Referring back to our above example, could our driver have detected the pedestrian sooner if he was walking along the right edge of the road? The answer is yes for two reasons. Firstly, the headlight system would have better illuminated the pedestrian at the right edge of the road than it would at the center of the road, as that is where more light is directed due to the aim of the headlights. This would provide the driver with more distance and time to avoid. Secondly, the drivers expectancy is different for the two scenarios. It is a normal occurrence to see a person walking on the right side of the road, and although a driver may be startled by the sudden appearance of the darkly clad person, he is quick to react and avoid any unfortunate incidents. However, the pedestrian crossing the road from the left side suddenly appears to the driver in the middle of the road, a location that we wouldnt normally expect to see a pedestrian.
Studies have shown that people tend to overestimate the distance at which an approaching vehicle can see them. Allen et al. (1970) had subjects stand along the side of the road and estimate the distance that an approaching driver could see them. At the same time, the driver indicated the distance at which he/she could see each pedestrian. On average, the pedestrians estimates were approximately twice the distance that they actually could be seen. Of course, the drivers expected to see the pedestrian so they were alert and ready for the appearance of the pedestrian. It has also been shown through testing that on average, when a driver knows what is ahead and about where it will be encountered, it will be detected at twice the distance that it will when the driver does not have these advantages. Lets put some numbers to this to make it clearer.

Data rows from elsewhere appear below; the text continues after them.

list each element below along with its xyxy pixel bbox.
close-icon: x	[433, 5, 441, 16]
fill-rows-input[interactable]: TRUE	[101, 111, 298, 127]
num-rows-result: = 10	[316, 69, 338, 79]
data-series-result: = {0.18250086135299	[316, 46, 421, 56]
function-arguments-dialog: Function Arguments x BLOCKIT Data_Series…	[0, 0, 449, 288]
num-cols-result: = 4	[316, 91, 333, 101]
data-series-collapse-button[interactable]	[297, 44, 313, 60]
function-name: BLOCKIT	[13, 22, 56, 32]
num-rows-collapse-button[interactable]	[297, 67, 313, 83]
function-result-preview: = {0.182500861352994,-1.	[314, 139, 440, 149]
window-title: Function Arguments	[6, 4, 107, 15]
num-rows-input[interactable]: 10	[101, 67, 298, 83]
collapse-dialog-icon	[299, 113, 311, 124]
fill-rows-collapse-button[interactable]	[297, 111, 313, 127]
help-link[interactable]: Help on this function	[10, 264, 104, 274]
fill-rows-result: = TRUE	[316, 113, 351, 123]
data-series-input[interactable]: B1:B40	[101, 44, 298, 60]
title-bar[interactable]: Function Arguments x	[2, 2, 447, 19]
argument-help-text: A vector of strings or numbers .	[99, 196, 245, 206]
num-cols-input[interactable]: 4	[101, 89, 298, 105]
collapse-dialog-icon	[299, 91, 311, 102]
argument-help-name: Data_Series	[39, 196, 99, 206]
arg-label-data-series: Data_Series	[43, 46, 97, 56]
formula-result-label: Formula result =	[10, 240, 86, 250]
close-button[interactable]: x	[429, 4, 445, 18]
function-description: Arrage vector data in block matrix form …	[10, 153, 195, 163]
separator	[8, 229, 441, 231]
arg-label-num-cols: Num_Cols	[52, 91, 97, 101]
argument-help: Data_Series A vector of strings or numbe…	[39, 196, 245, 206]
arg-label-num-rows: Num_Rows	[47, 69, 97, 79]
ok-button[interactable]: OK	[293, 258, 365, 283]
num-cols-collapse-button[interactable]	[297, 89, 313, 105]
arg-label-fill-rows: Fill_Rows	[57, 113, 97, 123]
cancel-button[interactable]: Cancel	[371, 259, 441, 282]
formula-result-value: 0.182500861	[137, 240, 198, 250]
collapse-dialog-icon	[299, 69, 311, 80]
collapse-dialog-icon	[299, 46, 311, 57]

A darkly clad pedestrian who is volunteering in a nighttime visibility test estimates te distance at which the approaching driver can see him at 100 metres.
The volunteer driver aware of the testing procedures indicates that he can see the pedestrian at a distance of 50 metres.
Another volunteer driver, unaware of the testing procedure, nor aware of the possibility of an object of any kind in the road, indicates that he sees the pedestrian at a distance of 25 metres.
This hypothetical example illustrates (backed by actual testing) that a pedestrian can overestimate the distance that they can be seen by up to four times.
It would be helpful to improve the understanding of both drivers and pedestrians concerning the limitations in nighttime visibility, and encourage pedestrians who do venture out in the streets at night to wear light coloured clothing, or better yet, reflective clothing.